I took the job because at the time there wasn't anybody to do it. Nobody was certain of a place, so I agreed to take it. If somebody is there to take over the vice-captaincy, I am glad to hand it over to him. I just want to be a player, support the team and win. Even before the 2011 World Cup, if there is someone better than me, I don't mind giving my place to him. I enjoy cricket as a player. Vice-captaincy is not something that I have given much thought to.
ODI cricket has changed a lot because of the Powerplay. Our bowlers have not adjusted to it properly. They have to work out how to contain, especially in the Powerplay. Because the wickets are so good in India, the bowlers suffered more than in any other part of the world. Teams keep the batting Powerplay till the end to maximise it and sometimes it backfires.
We have a very good chance. We have to get into the quarter-finals. The best way of qualifying is to not clash with India. Then all the quarters and semis will be played in Sri Lanka. The only thing is the officials have to prepare wickets that are drier and suitable for spin and batting.
You can't judge a bowler in one or two years. You have to give him a span of four to five years and allow him to mature. Nobody picked Ajantha at the beginning and he bamboozled everyone. He came into the limelight very early.
"Whenever Mendis comes to bowl, they expect him to take wickets. It is affecting him. You have to treat him as a normal bowler, one who takes wickets on and off. On his day, he will take big wickets"

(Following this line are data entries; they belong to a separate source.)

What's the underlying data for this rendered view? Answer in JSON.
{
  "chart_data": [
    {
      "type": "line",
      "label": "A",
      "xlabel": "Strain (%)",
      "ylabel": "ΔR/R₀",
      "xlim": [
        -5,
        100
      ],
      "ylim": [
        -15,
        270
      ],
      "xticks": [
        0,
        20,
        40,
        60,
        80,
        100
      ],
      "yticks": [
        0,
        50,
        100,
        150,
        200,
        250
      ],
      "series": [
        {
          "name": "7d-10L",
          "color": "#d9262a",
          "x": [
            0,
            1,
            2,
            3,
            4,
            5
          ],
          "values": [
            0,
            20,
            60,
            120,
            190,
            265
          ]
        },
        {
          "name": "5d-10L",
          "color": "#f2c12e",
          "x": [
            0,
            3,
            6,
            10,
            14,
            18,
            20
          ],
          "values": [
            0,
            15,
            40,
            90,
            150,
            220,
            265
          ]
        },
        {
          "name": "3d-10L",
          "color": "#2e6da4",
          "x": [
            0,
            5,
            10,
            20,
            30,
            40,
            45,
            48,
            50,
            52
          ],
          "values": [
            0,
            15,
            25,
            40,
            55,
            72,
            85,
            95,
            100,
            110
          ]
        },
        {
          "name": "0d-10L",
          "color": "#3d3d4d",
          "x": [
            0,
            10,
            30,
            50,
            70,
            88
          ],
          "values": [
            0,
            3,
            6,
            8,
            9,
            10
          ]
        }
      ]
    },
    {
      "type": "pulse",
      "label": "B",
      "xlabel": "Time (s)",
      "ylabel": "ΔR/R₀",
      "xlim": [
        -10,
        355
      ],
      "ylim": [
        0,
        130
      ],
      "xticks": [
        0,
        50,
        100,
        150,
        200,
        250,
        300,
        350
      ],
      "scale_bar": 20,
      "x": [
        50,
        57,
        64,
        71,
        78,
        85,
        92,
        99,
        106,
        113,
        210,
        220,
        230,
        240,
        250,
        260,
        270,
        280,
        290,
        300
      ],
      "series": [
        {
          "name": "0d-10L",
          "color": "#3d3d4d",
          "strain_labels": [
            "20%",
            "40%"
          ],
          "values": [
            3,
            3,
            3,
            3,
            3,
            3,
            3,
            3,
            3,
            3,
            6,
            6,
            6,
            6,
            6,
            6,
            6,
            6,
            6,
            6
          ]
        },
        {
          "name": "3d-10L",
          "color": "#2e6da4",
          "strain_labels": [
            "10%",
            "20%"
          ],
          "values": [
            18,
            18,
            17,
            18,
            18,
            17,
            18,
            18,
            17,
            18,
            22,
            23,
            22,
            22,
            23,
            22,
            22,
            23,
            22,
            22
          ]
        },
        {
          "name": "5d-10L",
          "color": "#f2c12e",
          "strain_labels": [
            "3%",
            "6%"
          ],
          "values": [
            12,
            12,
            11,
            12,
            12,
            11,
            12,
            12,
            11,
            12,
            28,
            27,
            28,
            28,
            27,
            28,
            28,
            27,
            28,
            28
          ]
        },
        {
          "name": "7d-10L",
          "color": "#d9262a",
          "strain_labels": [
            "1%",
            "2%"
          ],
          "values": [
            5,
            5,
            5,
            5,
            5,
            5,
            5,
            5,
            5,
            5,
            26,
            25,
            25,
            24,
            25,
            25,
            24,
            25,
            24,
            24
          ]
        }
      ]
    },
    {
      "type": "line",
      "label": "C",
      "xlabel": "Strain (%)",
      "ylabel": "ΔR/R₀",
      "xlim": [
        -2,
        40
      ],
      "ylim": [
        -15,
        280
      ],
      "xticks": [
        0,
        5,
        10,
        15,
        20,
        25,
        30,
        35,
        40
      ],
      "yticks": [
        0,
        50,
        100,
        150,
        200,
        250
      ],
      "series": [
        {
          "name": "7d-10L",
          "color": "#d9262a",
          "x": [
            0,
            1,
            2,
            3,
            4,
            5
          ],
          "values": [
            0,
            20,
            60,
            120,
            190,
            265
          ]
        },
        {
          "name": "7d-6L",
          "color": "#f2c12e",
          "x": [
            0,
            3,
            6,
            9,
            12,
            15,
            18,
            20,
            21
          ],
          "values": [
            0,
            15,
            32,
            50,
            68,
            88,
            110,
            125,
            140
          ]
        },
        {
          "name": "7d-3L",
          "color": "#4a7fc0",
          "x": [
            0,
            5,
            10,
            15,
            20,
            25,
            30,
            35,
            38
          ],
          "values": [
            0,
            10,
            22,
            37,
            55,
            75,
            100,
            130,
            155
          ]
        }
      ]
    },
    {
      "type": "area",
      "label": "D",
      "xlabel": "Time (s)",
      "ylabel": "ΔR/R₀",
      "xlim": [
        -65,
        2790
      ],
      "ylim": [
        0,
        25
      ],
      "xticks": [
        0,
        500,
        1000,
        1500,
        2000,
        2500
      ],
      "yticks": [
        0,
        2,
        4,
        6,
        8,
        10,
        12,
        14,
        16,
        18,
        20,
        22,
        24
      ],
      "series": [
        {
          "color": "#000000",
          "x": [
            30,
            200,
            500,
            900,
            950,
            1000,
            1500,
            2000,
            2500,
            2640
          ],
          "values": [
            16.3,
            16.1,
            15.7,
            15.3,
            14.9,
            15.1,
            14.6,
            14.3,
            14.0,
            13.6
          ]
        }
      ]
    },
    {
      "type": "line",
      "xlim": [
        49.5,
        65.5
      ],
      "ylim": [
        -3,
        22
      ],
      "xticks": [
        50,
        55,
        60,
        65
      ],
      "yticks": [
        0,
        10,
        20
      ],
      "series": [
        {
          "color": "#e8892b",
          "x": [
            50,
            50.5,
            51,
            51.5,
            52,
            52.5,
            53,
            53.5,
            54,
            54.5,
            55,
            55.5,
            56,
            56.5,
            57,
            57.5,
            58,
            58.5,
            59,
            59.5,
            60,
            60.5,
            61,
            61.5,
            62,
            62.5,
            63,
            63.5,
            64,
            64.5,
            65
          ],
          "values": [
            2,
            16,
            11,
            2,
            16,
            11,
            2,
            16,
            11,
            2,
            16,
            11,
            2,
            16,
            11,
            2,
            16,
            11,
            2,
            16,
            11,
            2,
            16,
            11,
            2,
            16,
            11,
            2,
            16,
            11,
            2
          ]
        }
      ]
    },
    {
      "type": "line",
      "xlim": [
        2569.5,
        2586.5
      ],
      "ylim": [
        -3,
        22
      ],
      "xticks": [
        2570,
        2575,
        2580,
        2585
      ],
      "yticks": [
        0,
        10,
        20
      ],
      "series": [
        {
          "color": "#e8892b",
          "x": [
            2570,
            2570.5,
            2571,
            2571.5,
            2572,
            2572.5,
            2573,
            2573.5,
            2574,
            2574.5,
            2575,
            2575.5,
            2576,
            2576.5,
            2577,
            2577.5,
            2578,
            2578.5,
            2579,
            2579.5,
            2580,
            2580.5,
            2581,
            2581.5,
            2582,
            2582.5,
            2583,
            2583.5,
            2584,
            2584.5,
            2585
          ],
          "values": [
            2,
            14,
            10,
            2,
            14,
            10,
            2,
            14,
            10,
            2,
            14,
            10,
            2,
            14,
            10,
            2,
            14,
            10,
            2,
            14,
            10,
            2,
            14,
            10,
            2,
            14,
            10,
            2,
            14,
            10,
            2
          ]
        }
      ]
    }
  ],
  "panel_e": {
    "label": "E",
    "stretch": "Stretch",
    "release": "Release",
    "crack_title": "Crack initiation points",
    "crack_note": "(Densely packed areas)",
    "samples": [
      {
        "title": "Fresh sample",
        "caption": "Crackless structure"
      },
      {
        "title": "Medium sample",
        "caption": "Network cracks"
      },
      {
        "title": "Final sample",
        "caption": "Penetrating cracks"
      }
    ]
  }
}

My plan is to play the two Tests against West Indies [at home] and finish with 800 wickets. I want to play ODIs till the 2011 World Cup, but I must see how things go, how important I am going to be to the team. I don't want to be selfish. If they think I can still deliver, I will play. Otherwise I am happy to quit because I have plenty of offers to play from counties and from Chennai. I must see how my body can take it. My body cannot afford Test cricket anymore because I have bowled thousands of overs and I can feel it. I just can't force myself to play. Twenty20 is four overs and I am not playing for my country. In one-day cricket you bowl only 10 overs, so I can manage.
I think I've had a pretty good career. I have both bowling records in Test and ODIs. I have taken 66 five-fors and 45 four-fors, which means out of 132 Tests I have failed only in a handful - maybe 3% to 5%. In one-day cricket I have taken 512 wickets in 334 matches, average 22 and an economy rate of 3.9.